The sharp rally shows growing investor appetite for infrastructure companies tied to artificial intelligence and data centre growth, sectors increasingly intertwined with crypto mining and blockchain computing capacity.
A blockbuster debut driven by investor demand
Shares in Montage Technology opened at HK$168, well above the offer price of HK$106.89, and climbed as high as HK$171 during early trading in Hong Kong.
The offering attracted strong institutional and retail interest, with the retail tranche reportedly oversubscribed more than 700 times and international allocations exceeding 37 times demand.
The company’s IPO raised roughly HK$7.04 billion, with proceeds earmarked primarily for research and development, commercialisation efforts, acquisitions, and working capital.
Seventeen cornerstone investors, including JPMorgan Asset Management and UBS Asset Management, committed about $450 million to the offering, reinforcing confidence in the chipmaker’s growth trajectory.
Montage’s Hong Kong debut also contributed to one of the strongest starts to the year for the city’s capital markets since 2021, amid renewed global interest in technology listings.
AI and data centre demand boost semiconductor outlook
Founded in 2004, Montage Technology designs memory interconnect chips used to move data efficiently between processors and memory in servers and cloud infrastructure.
By revenue, it held a 36.8% share of the global memory interconnect chip market in 2024, positioning it as a key supplier to AI-driven data centre expansion.
Financial performance has strengthened alongside the AI boom. The company reported revenue growth of 58% year-over-year to 4.1 billion yuan for the first nine months of 2025, while net profit rose 64% to 1.6 billion yuan.
Analysts say the surge reflects broader investor interest in China’s domestic semiconductor ecosystem, particularly as global demand for AI computing capacity rises.
“The strong lineup of global cornerstone buyers suggests that Chinese AI-related IPOs are attracting institutional investors back to the HKEX market again.”
Winston Ma, adjunct professor at NYU School of Law and former CIC executive, said.
Ma added that Montage’s debut shows how China’s AI chip ecosystem is moving up the stack toward specialised components that connect processors and memory in modern data centres.
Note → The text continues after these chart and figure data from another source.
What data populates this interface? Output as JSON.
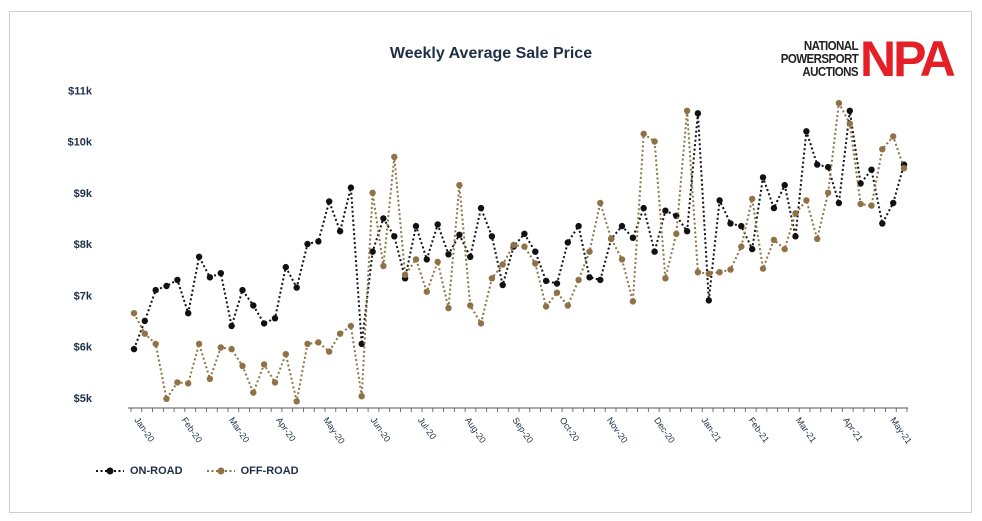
{
  "chart_data": {
    "type": "line",
    "title": "Weekly Average Sale Price",
    "ylim": [
      4800,
      11200
    ],
    "y_ticks": [
      5000,
      6000,
      7000,
      8000,
      9000,
      10000,
      11000
    ],
    "y_tick_labels": [
      "$5k",
      "$6k",
      "$7k",
      "$8k",
      "$9k",
      "$10k",
      "$11k"
    ],
    "x_tick_labels": [
      "Jan-20",
      "Feb-20",
      "Mar-20",
      "Apr-20",
      "May-20",
      "Jun-20",
      "Jul-20",
      "Aug-20",
      "Sep-20",
      "Oct-20",
      "Nov-20",
      "Dec-20",
      "Jan-21",
      "Feb-21",
      "Mar-21",
      "Apr-21",
      "May-21"
    ],
    "legend_position": "bottom-left",
    "grid": false,
    "series": [
      {
        "name": "ON-ROAD",
        "color": "#111111",
        "values": [
          5950,
          6500,
          7100,
          7180,
          7300,
          6650,
          7750,
          7350,
          7430,
          6400,
          7100,
          6800,
          6450,
          6550,
          7550,
          7150,
          8000,
          8050,
          8830,
          8250,
          9100,
          6050,
          7850,
          8500,
          8150,
          7330,
          8350,
          7700,
          8380,
          7800,
          8180,
          7750,
          8700,
          8150,
          7200,
          7950,
          8200,
          7850,
          7280,
          7230,
          8030,
          8350,
          7350,
          7300,
          8100,
          8350,
          8120,
          8700,
          7850,
          8650,
          8550,
          8250,
          10550,
          6900,
          8850,
          8400,
          8350,
          7900,
          9300,
          8700,
          9150,
          8150,
          10200,
          9550,
          9500,
          8800,
          10600,
          9180,
          9450,
          8400,
          8800,
          9550
        ]
      },
      {
        "name": "OFF-ROAD",
        "color": "#8f7347",
        "values": [
          6650,
          6250,
          6050,
          4980,
          5300,
          5280,
          6050,
          5370,
          5980,
          5950,
          5620,
          5100,
          5650,
          5300,
          5850,
          4930,
          6050,
          6080,
          5900,
          6250,
          6400,
          5030,
          9000,
          7570,
          9700,
          7400,
          7700,
          7070,
          7650,
          6750,
          9150,
          6800,
          6450,
          7330,
          7600,
          7980,
          7950,
          7620,
          6780,
          7050,
          6800,
          7300,
          7850,
          8800,
          8100,
          7700,
          6880,
          10150,
          10000,
          7330,
          8200,
          10600,
          7450,
          7420,
          7450,
          7500,
          7950,
          8880,
          7520,
          8080,
          7900,
          8600,
          8850,
          8100,
          9000,
          10750,
          10350,
          8780,
          8750,
          9850,
          10100,
          9480
        ]
      }
    ]
  }
}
Strategic implications for crypto and high-performance computing
Although Montage does not manufacture cryptocurrency mining ASICs, its products are integral to high-performance computing infrastructure that underpins both AI workloads and blockchain-related processing environments.
Its chips accelerate data transfer within servers, a technology also used in large-scale mining operations and cloud platforms that host crypto services.
The company’s capital raise is expected to fund expanded research and strategic investments, potentially strengthening supply chains for compute-intensive sectors increasingly shared by AI and digital-asset industries.
Market observers also link the IPO’s strong reception to geopolitical dynamics affecting semiconductor supply. According to analysts, restrictions on China’s access to advanced foreign chips have accelerated domestic investment across the semiconductor value chain.
Hong Kong’s tech IPO pipeline gains momentum
Montage Technology’s listing follows a wave of technology offerings as companies tied to artificial intelligence and advanced computing tap a recovering Hong Kong equity market.
Earlier demand signals included the deal pricing at the top of its range, suggesting robust institutional confidence even before trading began.
The renewed pipeline reflects broader capital flows back into Asia’s semiconductor and AI sectors after several muted years for global IPO activity.
As AI, cloud computing, and data-intensive workloads expand, companies supplying the underlying hardware, such as memory interface chip designers, are increasingly attracting capital and market attention.